House of Deputies chaplains, musician announced

Posted Jun 29, 2012

[Office of Public Affairs] Cornelia Eaton, a deputy from the Episcopal Church in Navajoland, will serve as chaplain to the House of Deputies during the General Convention of the Episcopal Church, July 5-12, in Indianapolis, Ind,, Bonnie Anderson, President of the House of Deputies announced.

Eaton will lead the house in daily prayer, and Dr. Jenny Te Paa, principal of Te Rau Kahikatea,/College of St. John the Evangelist, Auckland, New Zealand, and the Rev. Dr. Francis Wade, interim dean of Washington National Cathedral (Diocese of Washington), will offer reflections, Anderson said.

The Rev. Julia Huttar Bailey, an experienced church musician and priest-in-charge at St. Michael and All Angels Church in Lincoln Park, Mich. (Diocese of Michigan), will serve as the house’s song leader.

“Deputies gather in an atmosphere of prayer and call on the guidance of the Holy Spirit,” Anderson said. “I am delighted that these four gifted spiritual leaders have agreed to lead us in deepening our experience of God’s presence as we consider the legislation put before us by the people of our church.”

Eaton, who attends St. Michael’s Church in Upper Fruitland, N.M., is a member of the Council of Advice of Bishop David Bailey of Navajoland, serves on the board of the Indigenous Theological Training Institute and is a member of the Executive Council’s Committee on Indigenous Ministries. A postulant for Holy Orders, she studies at the Vancouver School of Theology, Canada.

Te Paa, a member of the World Council of Churches Commission on Ecumenical Theological Education and Ministry Formation, and has served on numerous indigenous, Anglican and ecumenical commissions. She is senior editor of Lifting Women’s Voices, a collection of prayers from women and girls in support of the Millennium Development Goals. Her speech on the role of the Episcopal Church in advancing the inclusion of lesbian, gay, bisexual and transgender Christians in the Anglican Communion was among the most warmly received presentation at the General Convention in 2009.

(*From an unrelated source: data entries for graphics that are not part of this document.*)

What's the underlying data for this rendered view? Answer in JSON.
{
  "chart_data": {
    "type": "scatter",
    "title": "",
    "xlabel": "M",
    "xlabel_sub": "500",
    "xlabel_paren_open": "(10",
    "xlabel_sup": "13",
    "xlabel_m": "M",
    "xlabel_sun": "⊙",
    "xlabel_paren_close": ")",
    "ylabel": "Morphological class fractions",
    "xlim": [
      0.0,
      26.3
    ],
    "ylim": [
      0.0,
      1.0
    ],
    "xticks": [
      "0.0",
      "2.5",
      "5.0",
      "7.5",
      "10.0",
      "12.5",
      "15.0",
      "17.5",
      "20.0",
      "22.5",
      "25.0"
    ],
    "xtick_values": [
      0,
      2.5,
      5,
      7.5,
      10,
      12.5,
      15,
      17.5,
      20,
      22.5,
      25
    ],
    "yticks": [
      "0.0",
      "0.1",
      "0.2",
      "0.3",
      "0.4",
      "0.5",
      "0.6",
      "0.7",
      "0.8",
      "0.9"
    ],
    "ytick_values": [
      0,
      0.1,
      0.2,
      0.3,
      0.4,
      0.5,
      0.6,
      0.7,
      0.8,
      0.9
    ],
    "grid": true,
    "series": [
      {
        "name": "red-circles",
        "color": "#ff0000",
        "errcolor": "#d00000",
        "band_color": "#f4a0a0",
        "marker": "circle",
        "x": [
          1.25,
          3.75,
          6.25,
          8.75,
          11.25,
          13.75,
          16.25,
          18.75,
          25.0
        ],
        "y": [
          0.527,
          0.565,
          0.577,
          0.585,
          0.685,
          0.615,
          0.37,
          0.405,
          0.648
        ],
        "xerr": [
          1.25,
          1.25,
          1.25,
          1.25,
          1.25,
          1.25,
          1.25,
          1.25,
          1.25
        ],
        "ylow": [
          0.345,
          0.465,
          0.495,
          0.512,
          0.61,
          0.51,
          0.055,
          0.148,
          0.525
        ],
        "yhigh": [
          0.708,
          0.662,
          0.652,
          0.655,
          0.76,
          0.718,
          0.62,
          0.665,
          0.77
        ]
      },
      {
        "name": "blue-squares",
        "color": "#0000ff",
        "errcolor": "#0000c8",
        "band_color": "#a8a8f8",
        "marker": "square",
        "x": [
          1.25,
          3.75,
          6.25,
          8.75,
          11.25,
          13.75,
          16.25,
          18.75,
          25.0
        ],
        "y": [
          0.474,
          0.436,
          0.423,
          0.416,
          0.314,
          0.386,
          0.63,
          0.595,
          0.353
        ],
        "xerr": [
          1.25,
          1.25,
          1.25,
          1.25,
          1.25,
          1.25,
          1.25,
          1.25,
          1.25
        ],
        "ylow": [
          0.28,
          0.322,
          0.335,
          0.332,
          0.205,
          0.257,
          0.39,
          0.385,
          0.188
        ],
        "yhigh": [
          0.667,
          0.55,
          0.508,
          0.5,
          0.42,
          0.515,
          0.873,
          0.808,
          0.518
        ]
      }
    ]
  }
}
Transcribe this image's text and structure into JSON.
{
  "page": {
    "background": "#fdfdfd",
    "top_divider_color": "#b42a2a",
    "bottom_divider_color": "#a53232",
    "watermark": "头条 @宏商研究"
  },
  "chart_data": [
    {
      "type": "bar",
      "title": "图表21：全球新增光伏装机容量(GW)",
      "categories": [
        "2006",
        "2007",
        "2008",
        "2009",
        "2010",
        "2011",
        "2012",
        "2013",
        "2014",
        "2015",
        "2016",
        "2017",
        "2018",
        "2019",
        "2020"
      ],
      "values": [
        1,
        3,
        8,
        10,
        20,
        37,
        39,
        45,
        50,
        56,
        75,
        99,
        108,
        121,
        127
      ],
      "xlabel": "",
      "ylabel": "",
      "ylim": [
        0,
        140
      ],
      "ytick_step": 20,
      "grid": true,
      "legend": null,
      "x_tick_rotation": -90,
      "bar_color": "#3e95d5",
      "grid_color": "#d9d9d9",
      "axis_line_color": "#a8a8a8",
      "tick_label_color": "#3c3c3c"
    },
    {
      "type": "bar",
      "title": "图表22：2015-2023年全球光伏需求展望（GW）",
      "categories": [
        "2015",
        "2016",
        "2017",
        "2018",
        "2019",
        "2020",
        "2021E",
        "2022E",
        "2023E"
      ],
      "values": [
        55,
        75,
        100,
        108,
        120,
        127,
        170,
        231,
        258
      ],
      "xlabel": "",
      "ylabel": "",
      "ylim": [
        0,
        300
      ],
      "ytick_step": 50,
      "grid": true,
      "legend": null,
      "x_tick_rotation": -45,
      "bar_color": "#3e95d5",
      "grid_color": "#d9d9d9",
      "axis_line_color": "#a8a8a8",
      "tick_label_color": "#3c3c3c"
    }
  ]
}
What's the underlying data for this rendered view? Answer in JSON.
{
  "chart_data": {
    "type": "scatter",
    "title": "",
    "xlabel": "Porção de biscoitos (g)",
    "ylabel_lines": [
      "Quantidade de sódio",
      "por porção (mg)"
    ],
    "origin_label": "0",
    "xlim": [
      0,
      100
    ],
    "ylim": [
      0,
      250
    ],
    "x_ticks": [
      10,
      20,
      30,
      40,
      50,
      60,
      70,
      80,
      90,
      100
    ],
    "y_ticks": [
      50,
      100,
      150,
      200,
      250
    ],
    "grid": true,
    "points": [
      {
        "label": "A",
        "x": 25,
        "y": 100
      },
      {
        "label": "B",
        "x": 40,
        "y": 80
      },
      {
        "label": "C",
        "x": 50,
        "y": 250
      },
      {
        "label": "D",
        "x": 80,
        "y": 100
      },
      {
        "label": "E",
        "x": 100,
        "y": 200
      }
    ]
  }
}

Wade, a former 12-time deputy from the Diocese of Washington, served as chaplain to the house in 2000 and 2009. He is the author of Jubilee People, Jubilee Lives (a collection of his meditations at General Convention in 2000); Art of Being Together: Common Sense About Life Long Relationships and Transforming Scripture. The former rector of St. Alban’s Church in Washington, D.C., he was co-chair of special committee focusing on Episcopal-Anglican relations at the 2006 General Convention.

Huttar Bailey, who holds a master’s degree in organ and church music from the University of Michigan, is a former member of the Standing Commission on Liturgy and Music, and served, before her ordination, as a musician at St. Clare’s Episcopal Church in Ann Arbor, Mich. (Diocese of Michigan).

Anderson has invited Dr. Dora Mbuwayesango, the Iris and George Battle Professor of Old Testament and Languages and Dean of Students at Hood Theological Seminary in Salisbury, N.C., to be her guest at the convention. Mbuwayesango, a native of Zimbabwe and a member of St. Luke’s Church in Salisbury (Diocese of North Carolina), participated in the joint consultation on the Bible and human sexuality among Episcopalians and African Anglicans in Durban, South Africa in October. She is a member of the Society of Biblical Literature and the Association of Anglican Biblical Scholars.

General Convention 2012 will be held July 5 – 12 at the Indiana Convention Center in Indianapolis, Ind. (Diocese of Indianapolis).

The Episcopal Church’s General Convention is held every three years, and is the bicameral governing body of the Church. It is composed of the House of Bishops, with upwards of 200 active and retired bishops and the House of Deputies, with clergy and lay representatives elected from the 110 dioceses of the Church, at more than 800 members.